Me dije que en Califia estaríamos más seguras. Las chicas podrían asentarse de forma permanente y crear un hogar en compañía de las demás evadidas. ¿Cómo íbamos a dejar a Ruby y a Pip en el refugio subterráneo? Pese a que estaba muy poco dispuesta a admitirlo, era consciente de que para Pip desplazarse era más arriesgado que para mí. Probablemente, tenía un embarazo múltiple, como la mayoría de las jóvenes del recinto. Desde nuestra llegada, siempre parecía extenuada; antes de las comidas se retiraba a su habitación, dormía incontables horas y, en ocasiones, no despertaba hasta el atardecer.

—No volveré a irme sin ti.

—Eve, no puedo hacer ese trayecto.

—Ya lo sé. En ese caso, yo tampoco partiré.

La abracé. Ella ocultó la cara en mi cuello y, en un segundo, recuperamos el reconfortante silencio que solíamos mantener entre nosotras. En el colegio habíamos sido muy hábiles a la hora de compartir el espacio con serena comprensión y de estar juntas sin pronunciar palabra.
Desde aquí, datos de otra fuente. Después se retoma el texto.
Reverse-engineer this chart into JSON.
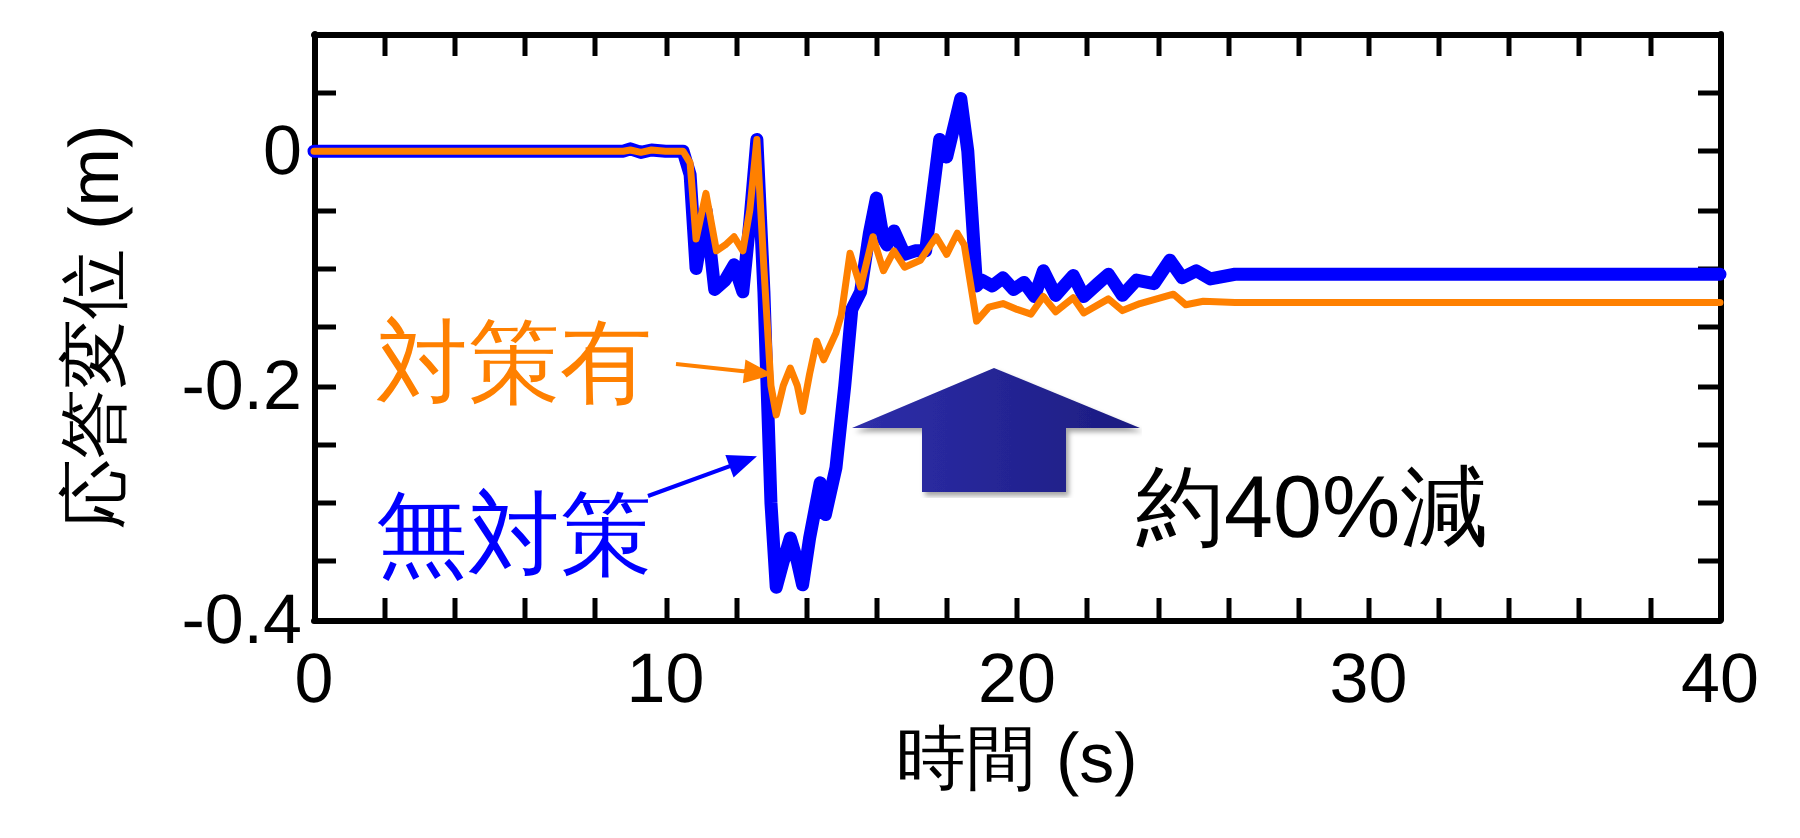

Pasó un rato hasta que Clara gritó desde la playa:

—Hemos terminado. —Acabó de extender las camisetas sobre las piedras, y al acercársenos, se enterneció. Comprendí que se alegraba de vernos conversar—. Si los caballos están listos, me gustaría empezar esta misma tarde a enseñar a las chicas a manejarlos —añadió dirigiéndose a Pip.
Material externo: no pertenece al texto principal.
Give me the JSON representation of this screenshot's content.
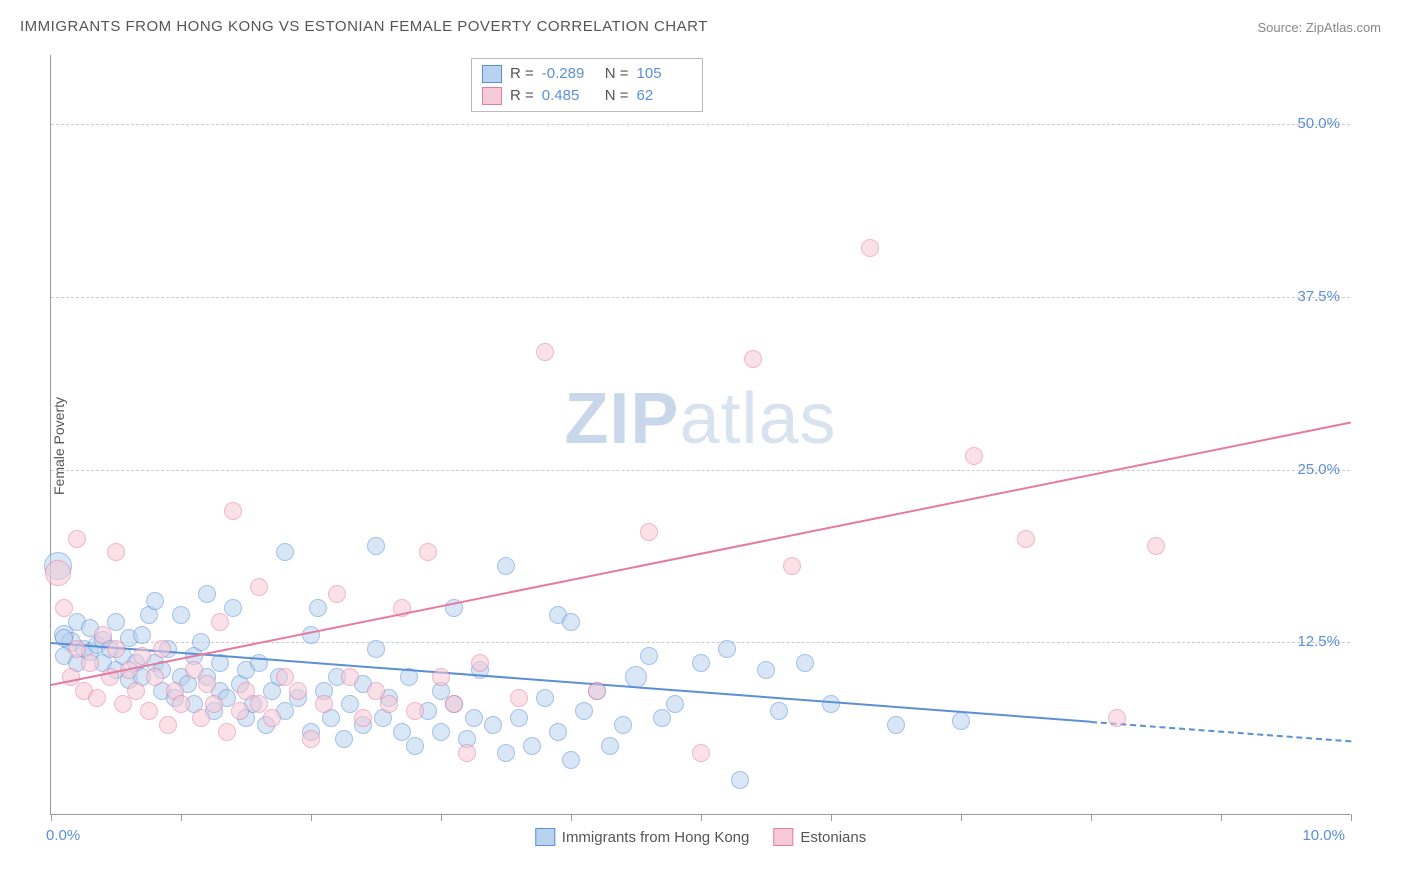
{
  "title": "IMMIGRANTS FROM HONG KONG VS ESTONIAN FEMALE POVERTY CORRELATION CHART",
  "source_label": "Source: ZipAtlas.com",
  "ylabel": "Female Poverty",
  "watermark_1": "ZIP",
  "watermark_2": "atlas",
  "chart": {
    "type": "scatter",
    "xlim": [
      0,
      10
    ],
    "ylim": [
      0,
      55
    ],
    "x_tick_step": 1,
    "x_tick_labels": {
      "0": "0.0%",
      "10": "10.0%"
    },
    "y_ticks": [
      12.5,
      25.0,
      37.5,
      50.0
    ],
    "y_tick_labels": [
      "12.5%",
      "25.0%",
      "37.5%",
      "50.0%"
    ],
    "grid_color": "#cccccc",
    "axis_color": "#999999",
    "background_color": "#ffffff",
    "label_color": "#5b8fd6"
  },
  "series": [
    {
      "name": "Immigrants from Hong Kong",
      "fill": "#b9d2f0",
      "stroke": "#5b8fd6",
      "fill_opacity": 0.55,
      "marker_radius": 9,
      "R": "-0.289",
      "N": "105",
      "trend": {
        "x1": 0,
        "y1": 12.5,
        "x2": 8.0,
        "y2": 6.8,
        "dash_to_x": 10.0,
        "dash_to_y": 5.4
      },
      "points": [
        [
          0.05,
          18.0,
          14
        ],
        [
          0.1,
          13.0,
          10
        ],
        [
          0.15,
          12.5,
          10
        ],
        [
          0.1,
          11.5,
          9
        ],
        [
          0.1,
          12.8,
          9
        ],
        [
          0.2,
          14.0,
          9
        ],
        [
          0.2,
          11.0,
          9
        ],
        [
          0.25,
          12.0,
          9
        ],
        [
          0.3,
          13.5,
          9
        ],
        [
          0.3,
          11.8,
          9
        ],
        [
          0.35,
          12.3,
          9
        ],
        [
          0.4,
          12.7,
          9
        ],
        [
          0.4,
          11.0,
          9
        ],
        [
          0.45,
          12.0,
          9
        ],
        [
          0.5,
          10.5,
          9
        ],
        [
          0.5,
          14.0,
          9
        ],
        [
          0.55,
          11.5,
          9
        ],
        [
          0.6,
          12.8,
          9
        ],
        [
          0.6,
          9.8,
          9
        ],
        [
          0.65,
          11.0,
          9
        ],
        [
          0.7,
          13.0,
          9
        ],
        [
          0.7,
          10.0,
          9
        ],
        [
          0.75,
          14.5,
          9
        ],
        [
          0.8,
          15.5,
          9
        ],
        [
          0.8,
          11.0,
          9
        ],
        [
          0.85,
          9.0,
          9
        ],
        [
          0.85,
          10.5,
          9
        ],
        [
          0.9,
          12.0,
          9
        ],
        [
          0.95,
          8.5,
          9
        ],
        [
          1.0,
          10.0,
          9
        ],
        [
          1.0,
          14.5,
          9
        ],
        [
          1.05,
          9.5,
          9
        ],
        [
          1.1,
          11.5,
          9
        ],
        [
          1.1,
          8.0,
          9
        ],
        [
          1.15,
          12.5,
          9
        ],
        [
          1.2,
          16.0,
          9
        ],
        [
          1.2,
          10.0,
          9
        ],
        [
          1.25,
          7.5,
          9
        ],
        [
          1.3,
          9.0,
          9
        ],
        [
          1.3,
          11.0,
          9
        ],
        [
          1.35,
          8.5,
          9
        ],
        [
          1.4,
          15.0,
          9
        ],
        [
          1.45,
          9.5,
          9
        ],
        [
          1.5,
          10.5,
          9
        ],
        [
          1.5,
          7.0,
          9
        ],
        [
          1.55,
          8.0,
          9
        ],
        [
          1.6,
          11.0,
          9
        ],
        [
          1.65,
          6.5,
          9
        ],
        [
          1.7,
          9.0,
          9
        ],
        [
          1.75,
          10.0,
          9
        ],
        [
          1.8,
          19.0,
          9
        ],
        [
          1.8,
          7.5,
          9
        ],
        [
          1.9,
          8.5,
          9
        ],
        [
          2.0,
          13.0,
          9
        ],
        [
          2.0,
          6.0,
          9
        ],
        [
          2.05,
          15.0,
          9
        ],
        [
          2.1,
          9.0,
          9
        ],
        [
          2.15,
          7.0,
          9
        ],
        [
          2.2,
          10.0,
          9
        ],
        [
          2.25,
          5.5,
          9
        ],
        [
          2.3,
          8.0,
          9
        ],
        [
          2.4,
          6.5,
          9
        ],
        [
          2.4,
          9.5,
          9
        ],
        [
          2.5,
          12.0,
          9
        ],
        [
          2.5,
          19.5,
          9
        ],
        [
          2.55,
          7.0,
          9
        ],
        [
          2.6,
          8.5,
          9
        ],
        [
          2.7,
          6.0,
          9
        ],
        [
          2.75,
          10.0,
          9
        ],
        [
          2.8,
          5.0,
          9
        ],
        [
          2.9,
          7.5,
          9
        ],
        [
          3.0,
          9.0,
          9
        ],
        [
          3.0,
          6.0,
          9
        ],
        [
          3.1,
          15.0,
          9
        ],
        [
          3.1,
          8.0,
          9
        ],
        [
          3.2,
          5.5,
          9
        ],
        [
          3.25,
          7.0,
          9
        ],
        [
          3.3,
          10.5,
          9
        ],
        [
          3.4,
          6.5,
          9
        ],
        [
          3.5,
          4.5,
          9
        ],
        [
          3.5,
          18.0,
          9
        ],
        [
          3.6,
          7.0,
          9
        ],
        [
          3.7,
          5.0,
          9
        ],
        [
          3.8,
          8.5,
          9
        ],
        [
          3.9,
          14.5,
          9
        ],
        [
          3.9,
          6.0,
          9
        ],
        [
          4.0,
          14.0,
          9
        ],
        [
          4.0,
          4.0,
          9
        ],
        [
          4.1,
          7.5,
          9
        ],
        [
          4.2,
          9.0,
          9
        ],
        [
          4.3,
          5.0,
          9
        ],
        [
          4.4,
          6.5,
          9
        ],
        [
          4.5,
          10.0,
          11
        ],
        [
          4.6,
          11.5,
          9
        ],
        [
          4.7,
          7.0,
          9
        ],
        [
          4.8,
          8.0,
          9
        ],
        [
          5.0,
          11.0,
          9
        ],
        [
          5.2,
          12.0,
          9
        ],
        [
          5.3,
          2.5,
          9
        ],
        [
          5.5,
          10.5,
          9
        ],
        [
          5.6,
          7.5,
          9
        ],
        [
          5.8,
          11.0,
          9
        ],
        [
          6.0,
          8.0,
          9
        ],
        [
          6.5,
          6.5,
          9
        ],
        [
          7.0,
          6.8,
          9
        ]
      ]
    },
    {
      "name": "Estonians",
      "fill": "#f6c9d6",
      "stroke": "#e67ba2",
      "fill_opacity": 0.55,
      "marker_radius": 9,
      "R": "0.485",
      "N": "62",
      "trend": {
        "x1": 0,
        "y1": 9.5,
        "x2": 10.0,
        "y2": 28.5
      },
      "points": [
        [
          0.05,
          17.5,
          13
        ],
        [
          0.1,
          15.0,
          9
        ],
        [
          0.15,
          10.0,
          9
        ],
        [
          0.2,
          12.0,
          9
        ],
        [
          0.2,
          20.0,
          9
        ],
        [
          0.25,
          9.0,
          9
        ],
        [
          0.3,
          11.0,
          9
        ],
        [
          0.35,
          8.5,
          9
        ],
        [
          0.4,
          13.0,
          9
        ],
        [
          0.45,
          10.0,
          9
        ],
        [
          0.5,
          12.0,
          9
        ],
        [
          0.5,
          19.0,
          9
        ],
        [
          0.55,
          8.0,
          9
        ],
        [
          0.6,
          10.5,
          9
        ],
        [
          0.65,
          9.0,
          9
        ],
        [
          0.7,
          11.5,
          9
        ],
        [
          0.75,
          7.5,
          9
        ],
        [
          0.8,
          10.0,
          9
        ],
        [
          0.85,
          12.0,
          9
        ],
        [
          0.9,
          6.5,
          9
        ],
        [
          0.95,
          9.0,
          9
        ],
        [
          1.0,
          8.0,
          9
        ],
        [
          1.1,
          10.5,
          9
        ],
        [
          1.15,
          7.0,
          9
        ],
        [
          1.2,
          9.5,
          9
        ],
        [
          1.25,
          8.0,
          9
        ],
        [
          1.3,
          14.0,
          9
        ],
        [
          1.35,
          6.0,
          9
        ],
        [
          1.4,
          22.0,
          9
        ],
        [
          1.45,
          7.5,
          9
        ],
        [
          1.5,
          9.0,
          9
        ],
        [
          1.6,
          8.0,
          9
        ],
        [
          1.6,
          16.5,
          9
        ],
        [
          1.7,
          7.0,
          9
        ],
        [
          1.8,
          10.0,
          9
        ],
        [
          1.9,
          9.0,
          9
        ],
        [
          2.0,
          5.5,
          9
        ],
        [
          2.1,
          8.0,
          9
        ],
        [
          2.2,
          16.0,
          9
        ],
        [
          2.3,
          10.0,
          9
        ],
        [
          2.4,
          7.0,
          9
        ],
        [
          2.5,
          9.0,
          9
        ],
        [
          2.6,
          8.0,
          9
        ],
        [
          2.7,
          15.0,
          9
        ],
        [
          2.8,
          7.5,
          9
        ],
        [
          2.9,
          19.0,
          9
        ],
        [
          3.0,
          10.0,
          9
        ],
        [
          3.1,
          8.0,
          9
        ],
        [
          3.2,
          4.5,
          9
        ],
        [
          3.3,
          11.0,
          9
        ],
        [
          3.6,
          8.5,
          9
        ],
        [
          3.8,
          33.5,
          9
        ],
        [
          4.2,
          9.0,
          9
        ],
        [
          4.6,
          20.5,
          9
        ],
        [
          5.0,
          4.5,
          9
        ],
        [
          5.4,
          33.0,
          9
        ],
        [
          5.7,
          18.0,
          9
        ],
        [
          6.3,
          41.0,
          9
        ],
        [
          7.1,
          26.0,
          9
        ],
        [
          7.5,
          20.0,
          9
        ],
        [
          8.2,
          7.0,
          9
        ],
        [
          8.5,
          19.5,
          9
        ]
      ]
    }
  ],
  "legend_top": {
    "R_label": "R =",
    "N_label": "N ="
  },
  "legend_bottom": [
    {
      "label": "Immigrants from Hong Kong",
      "fill": "#b9d2f0",
      "stroke": "#5b8fd6"
    },
    {
      "label": "Estonians",
      "fill": "#f6c9d6",
      "stroke": "#e67ba2"
    }
  ]
}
—Lo estarán —replicó mi amiga—. Todas las mañanas Ruby les da de comer. Ella te llevará a las cuadras, que están a unos cuatrocientos metros de aquí.

—Perfecto —dijo Clara, secándose las manos en las perneras de los pantalones—. Nos iremos en cuanto las muchachas dominen los elementos básicos. Necesitaré dos o tres días, según como sean los caballos.

Mi prima había aprendido a montar en las cuadras de la ciudad donde había realizado los primeros años de preparación. En cierta ocasión me había llevado a ese sitio, y aprendí lo justito como para convencer al caballo de que diese una vuelta por el inmenso círculo de arena.

—Me quedaré aquí —expliqué a Clara, pero no fui capaz de mirarla mientras se lo decía—. Me quedaré con Ruby y con Pip hasta que todo sea seguro y podamos marcharnos a Califia.

—¿Las tres solas? —inquirió Clara—. ¿Qué será de las chicas?

—Tendréis que partir sin mí. Sabes montar, y te enseñaré el camino. Incluso es posible que en Califia corráis menos riesgos sin mí: nadie sabe que estás emparentada con mi padre. —Mi prima se quedó de piedra, pero no replicó, como si esperase a que me lo repensara o a que me desdijera antes de tomar la decisión definitiva—. Iré tan pronto como sea posible —añadí. Yo también estaba en deuda con ella porque había abandonado la ciudad para estar a mi lado. Pero era cierto que, tanto si me quedaba como si me iba, traicionaría a una de mis amigas—. No puedo abandonarlas aquí.

—Está bien, lo comprendo —aceptó Clara, y se concentró en mirar el punto donde playa y árboles se encontraban—. Las guiaré lo que queda de camino.

El silencio se interpuso entre nosotras.

—No pasará mucho tiempo —musité, pero ella ya se alejaba velozmente playa arriba.